Cezayir’in Türkiye için önemi her geçen daha fazla artıyor. Mevcut Cezayir Dışişleri Bakanı Ahmed Attaf, 1994-1996 yılları arasında hem hükümet sözcüsü hem de Mağrip İşbirliği Hükümet Sekreteri olarak görev yaptığı yıllarda ülkemize gerçekleştiği ziyaretine, 2023 Eylül ayında tekrar Türkiye’ye geldiğinde atıfta bulunarak, “İkili ilişkilerimiz sınırlı doğalgaz alımı dışında yok denecek kadar azdı” diye geçmişteki kopukluğu dile getirmişti. Bugün bu ülkeyle ilişkilerimizin geldiği seviye gurur verici. Çünkü Afrika’da en çok ticaret yaptığımız ikinci ülke olan Cezayir’e dışarıdan gelerek yatırım yapan birinci ülke Türkiye. Son 20 yıldaki ikili siyasi ilişkilerin başta ekonomik hayat olmak üzere birçok alanda etkisini açıkça görüyoruz.

TİCARET HAYATI

Ortak tarihi geçmişin verdiği kardeşlik duyguları yanında bunun hayatın birçok alanına da yansıması sayesinde Türkiye, Cezayirlilerin en çok ziyaret ettiği ülkelerden biri. Günümüzde Afrika’nın 4., dünyanın ise 58. büyük ekonomisine sahip. Satın alma gücü ile de 36. sırada yer alıyor.
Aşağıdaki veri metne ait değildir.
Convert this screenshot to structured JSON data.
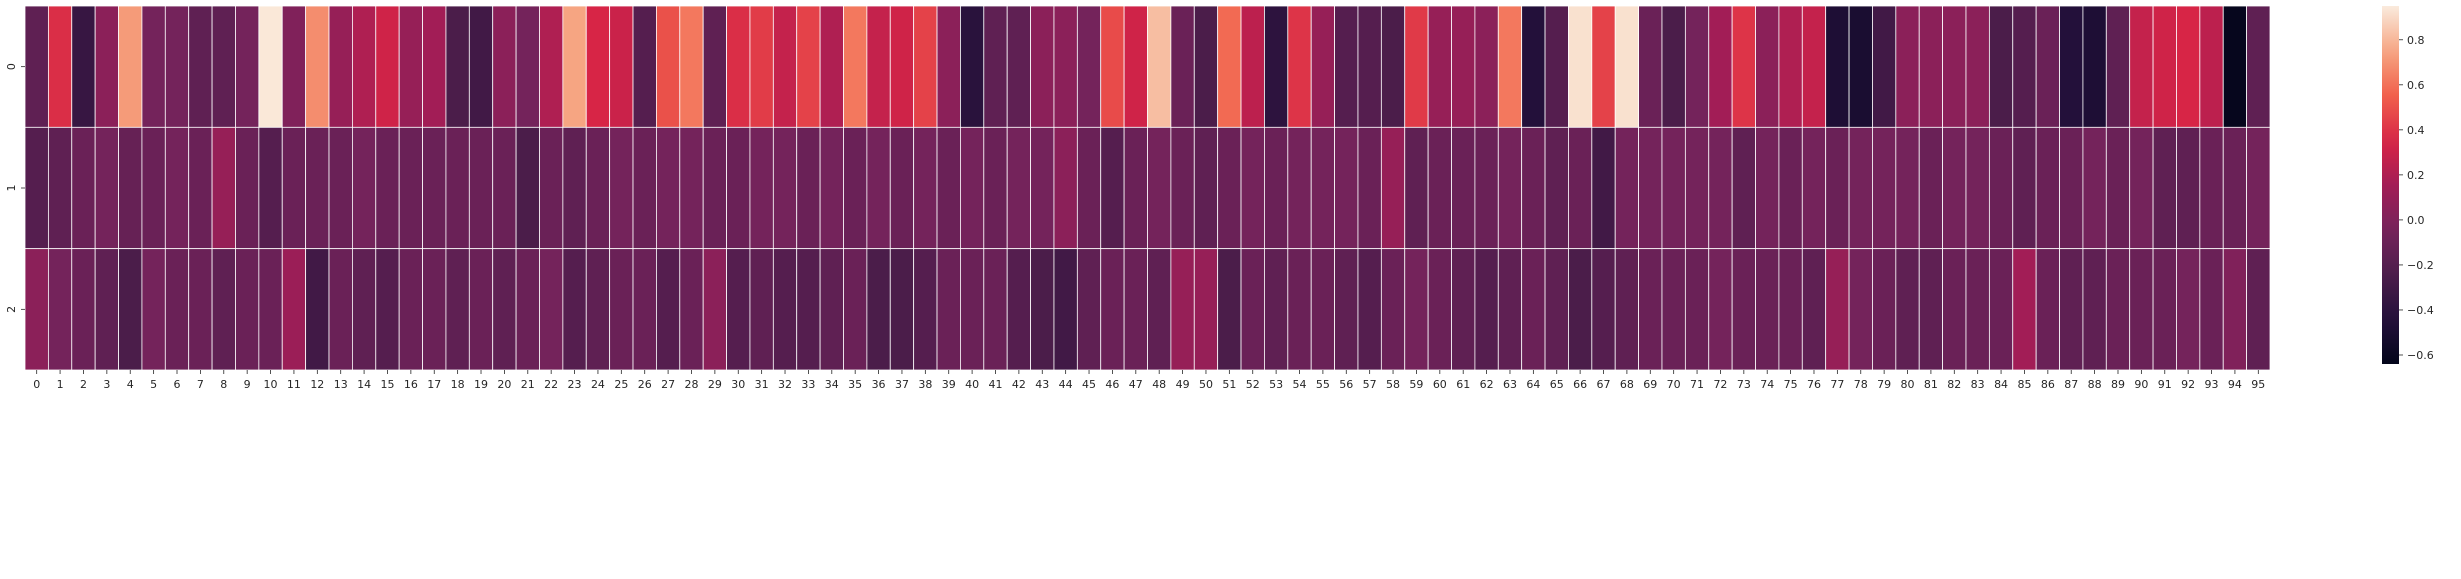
{
  "chart_data": {
    "type": "heatmap",
    "title": "",
    "xlabel": "",
    "ylabel": "",
    "rows": [
      "0",
      "1",
      "2"
    ],
    "columns": [
      "0",
      "1",
      "2",
      "3",
      "4",
      "5",
      "6",
      "7",
      "8",
      "9",
      "10",
      "11",
      "12",
      "13",
      "14",
      "15",
      "16",
      "17",
      "18",
      "19",
      "20",
      "21",
      "22",
      "23",
      "24",
      "25",
      "26",
      "27",
      "28",
      "29",
      "30",
      "31",
      "32",
      "33",
      "34",
      "35",
      "36",
      "37",
      "38",
      "39",
      "40",
      "41",
      "42",
      "43",
      "44",
      "45",
      "46",
      "47",
      "48",
      "49",
      "50",
      "51",
      "52",
      "53",
      "54",
      "55",
      "56",
      "57",
      "58",
      "59",
      "60",
      "61",
      "62",
      "63",
      "64",
      "65",
      "66",
      "67",
      "68",
      "69",
      "70",
      "71",
      "72",
      "73",
      "74",
      "75",
      "76",
      "77",
      "78",
      "79",
      "80",
      "81",
      "82",
      "83",
      "84",
      "85",
      "86",
      "87",
      "88",
      "89",
      "90",
      "91",
      "92",
      "93",
      "94",
      "95"
    ],
    "values": [
      [
        -0.15,
        0.38,
        -0.35,
        0.05,
        0.72,
        -0.05,
        -0.05,
        -0.15,
        -0.15,
        -0.05,
        0.94,
        0.0,
        0.68,
        0.1,
        0.2,
        0.32,
        0.1,
        0.15,
        -0.25,
        -0.3,
        0.05,
        -0.05,
        0.2,
        0.75,
        0.35,
        0.3,
        -0.2,
        0.5,
        0.62,
        -0.15,
        0.38,
        0.43,
        0.28,
        0.45,
        0.2,
        0.62,
        0.28,
        0.32,
        0.45,
        0.05,
        -0.42,
        -0.15,
        -0.15,
        0.05,
        0.05,
        -0.05,
        0.48,
        0.32,
        0.82,
        -0.1,
        -0.25,
        0.58,
        0.25,
        -0.4,
        0.4,
        0.1,
        -0.2,
        -0.2,
        -0.25,
        0.42,
        0.1,
        0.1,
        0.05,
        0.62,
        -0.45,
        -0.2,
        0.92,
        0.45,
        0.92,
        -0.1,
        -0.25,
        -0.05,
        0.15,
        0.4,
        0.05,
        0.2,
        0.28,
        -0.48,
        -0.5,
        -0.3,
        0.05,
        0.05,
        0.05,
        0.05,
        -0.25,
        -0.2,
        -0.1,
        -0.45,
        -0.48,
        -0.15,
        0.28,
        0.32,
        0.35,
        0.25,
        -0.62,
        -0.15
      ],
      [
        -0.2,
        -0.15,
        -0.1,
        -0.05,
        -0.12,
        -0.1,
        -0.05,
        -0.1,
        0.1,
        -0.1,
        -0.2,
        -0.1,
        -0.1,
        -0.1,
        -0.05,
        -0.1,
        -0.1,
        -0.1,
        -0.1,
        -0.1,
        -0.1,
        -0.25,
        -0.1,
        -0.15,
        -0.1,
        -0.05,
        -0.1,
        -0.05,
        -0.05,
        -0.1,
        -0.1,
        -0.05,
        -0.05,
        -0.1,
        -0.05,
        -0.1,
        -0.05,
        -0.1,
        -0.05,
        -0.1,
        -0.05,
        -0.1,
        -0.05,
        -0.05,
        0.05,
        -0.1,
        -0.2,
        -0.1,
        -0.05,
        -0.1,
        -0.15,
        -0.1,
        -0.05,
        -0.1,
        -0.05,
        -0.05,
        -0.05,
        -0.1,
        0.1,
        -0.15,
        -0.1,
        -0.1,
        -0.1,
        -0.05,
        -0.1,
        -0.15,
        -0.1,
        -0.3,
        -0.05,
        -0.05,
        -0.05,
        -0.05,
        -0.05,
        -0.15,
        -0.05,
        -0.1,
        -0.05,
        -0.1,
        -0.05,
        -0.05,
        -0.05,
        -0.1,
        -0.05,
        -0.05,
        -0.1,
        -0.15,
        -0.1,
        -0.1,
        -0.05,
        -0.1,
        -0.05,
        -0.15,
        -0.15,
        -0.1,
        -0.1,
        -0.05
      ],
      [
        0.05,
        -0.05,
        -0.1,
        -0.15,
        -0.25,
        -0.05,
        -0.1,
        -0.1,
        -0.15,
        -0.1,
        -0.1,
        0.12,
        -0.3,
        -0.1,
        -0.15,
        -0.2,
        -0.1,
        -0.1,
        -0.15,
        -0.1,
        -0.15,
        -0.1,
        -0.05,
        -0.2,
        -0.15,
        -0.1,
        -0.1,
        -0.2,
        -0.1,
        0.05,
        -0.2,
        -0.15,
        -0.2,
        -0.2,
        -0.15,
        -0.1,
        -0.25,
        -0.25,
        -0.2,
        -0.1,
        -0.1,
        -0.1,
        -0.2,
        -0.25,
        -0.3,
        -0.15,
        -0.1,
        -0.1,
        -0.15,
        0.1,
        0.1,
        -0.25,
        -0.1,
        -0.15,
        -0.1,
        -0.1,
        -0.15,
        -0.2,
        -0.1,
        -0.05,
        -0.1,
        -0.15,
        -0.2,
        -0.15,
        -0.1,
        -0.15,
        -0.25,
        -0.2,
        -0.15,
        -0.1,
        -0.1,
        -0.1,
        -0.05,
        -0.1,
        -0.1,
        -0.1,
        -0.15,
        0.1,
        -0.05,
        -0.1,
        -0.15,
        -0.15,
        -0.1,
        -0.1,
        -0.1,
        0.15,
        -0.1,
        -0.15,
        -0.15,
        -0.1,
        -0.1,
        -0.1,
        -0.05,
        -0.1,
        0.0,
        -0.15
      ]
    ],
    "colormap": "rocket",
    "vmin": -0.64,
    "vmax": 0.95,
    "colorbar_ticks": [
      "0.8",
      "0.6",
      "0.4",
      "0.2",
      "0.0",
      "−0.2",
      "−0.4",
      "−0.6"
    ],
    "colorbar_tick_values": [
      0.8,
      0.6,
      0.4,
      0.2,
      0.0,
      -0.2,
      -0.4,
      -0.6
    ],
    "grid": false,
    "cell_border_color": "#ffffff"
  }
}
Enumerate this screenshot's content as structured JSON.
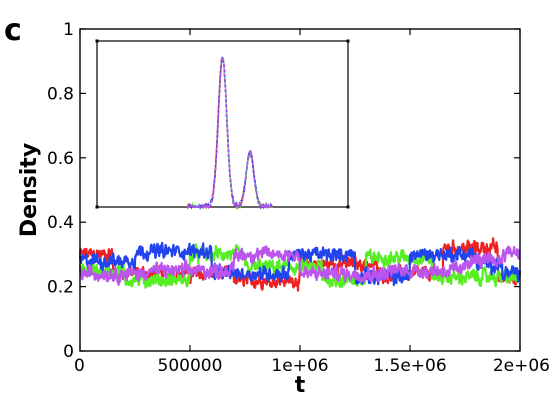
{
  "panel_label": "c",
  "chart_data": {
    "type": "line",
    "title": "",
    "xlabel": "t",
    "ylabel": "Density",
    "xlim": [
      0,
      2000000
    ],
    "ylim": [
      0,
      1
    ],
    "x_ticks": [
      0,
      500000,
      1000000,
      1500000,
      2000000
    ],
    "x_tick_labels": [
      "0",
      "500000",
      "1e+06",
      "1.5e+06",
      "2e+06"
    ],
    "y_ticks": [
      0,
      0.2,
      0.4,
      0.6,
      0.8,
      1
    ],
    "y_tick_labels": [
      "0",
      "0.2",
      "0.4",
      "0.6",
      "0.8",
      "1"
    ],
    "grid": false,
    "series": [
      {
        "color": "#ee2222",
        "level_segments": [
          [
            0,
            0.3
          ],
          [
            150000,
            0.24
          ],
          [
            700000,
            0.22
          ],
          [
            1000000,
            0.27
          ],
          [
            1350000,
            0.24
          ],
          [
            1650000,
            0.32
          ],
          [
            1900000,
            0.23
          ]
        ]
      },
      {
        "color": "#55ee22",
        "level_segments": [
          [
            0,
            0.25
          ],
          [
            200000,
            0.22
          ],
          [
            500000,
            0.3
          ],
          [
            750000,
            0.26
          ],
          [
            1100000,
            0.22
          ],
          [
            1300000,
            0.29
          ],
          [
            1600000,
            0.23
          ]
        ]
      },
      {
        "color": "#2244ee",
        "level_segments": [
          [
            0,
            0.28
          ],
          [
            250000,
            0.31
          ],
          [
            600000,
            0.24
          ],
          [
            950000,
            0.3
          ],
          [
            1250000,
            0.23
          ],
          [
            1500000,
            0.3
          ],
          [
            1800000,
            0.27
          ],
          [
            1920000,
            0.24
          ]
        ]
      },
      {
        "color": "#bb55ee",
        "level_segments": [
          [
            0,
            0.24
          ],
          [
            300000,
            0.25
          ],
          [
            700000,
            0.3
          ],
          [
            1000000,
            0.24
          ],
          [
            1400000,
            0.25
          ],
          [
            1750000,
            0.28
          ],
          [
            1920000,
            0.31
          ]
        ]
      }
    ],
    "inset": {
      "type": "histogram",
      "peaks": [
        {
          "center": 0.25,
          "height": 0.9
        },
        {
          "center": 0.305,
          "height": 0.33
        }
      ]
    }
  }
}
2 milyon 381 km2 yüzölçümü ve 46 milyonu bulan nüfusu ile petrol ve doğalgaz gelirleri ile her sene daha fazla gelişiyor ve harcama gücü paritesi yükseliyor. İthalatında Çin, Fransa, İtalya, Almanya, İspanya, Türkiye, ABD, Güney Kore, Arjantin ve Brezilya ilk 10 sırada yer alıyor. 2023 yılı verilerine göre 8 milyar doları aşan seviyedeki ithalatını Çin ile yapıyor. İhracatında ise İtalya, Fransa, İspanya, ABD, Brezilya, Hollanda, Türkiye, İngiltere, Portekiz ve Belçika ilk 10 ülke arasında.

Cezayir ekonomisini taşıyan iki ihraç malı petrol ve doğalgaz olup Gayri Safi Yurtiçi Hasıla’nın yüzde 45’ini, ihracatın ise yüzde 88’ini oluşturuyor. Tespit edilen petrol rezervlerinde 12.2 milyar varil ile dünyada 16., doğalgaz rezervinde ise 4.5 trilyon metreküp ile 4. sırada. Kendi tüketimi 15 milyar metreküp olup Avrupa’nın doğalgazının yüzde 25’ini temin ediyor. Cumhurbaşkanı Recep Tayyip Erdoğan’ın son Cezayir resmi ziyaretinde bu ülkeden 1988 yılında başlayan doğalgaz ithalatı anlaşması, 3 yıl daha uzatıldı; yıllık 4.4 milyar metreküp doğalgaz alımı devam edecek.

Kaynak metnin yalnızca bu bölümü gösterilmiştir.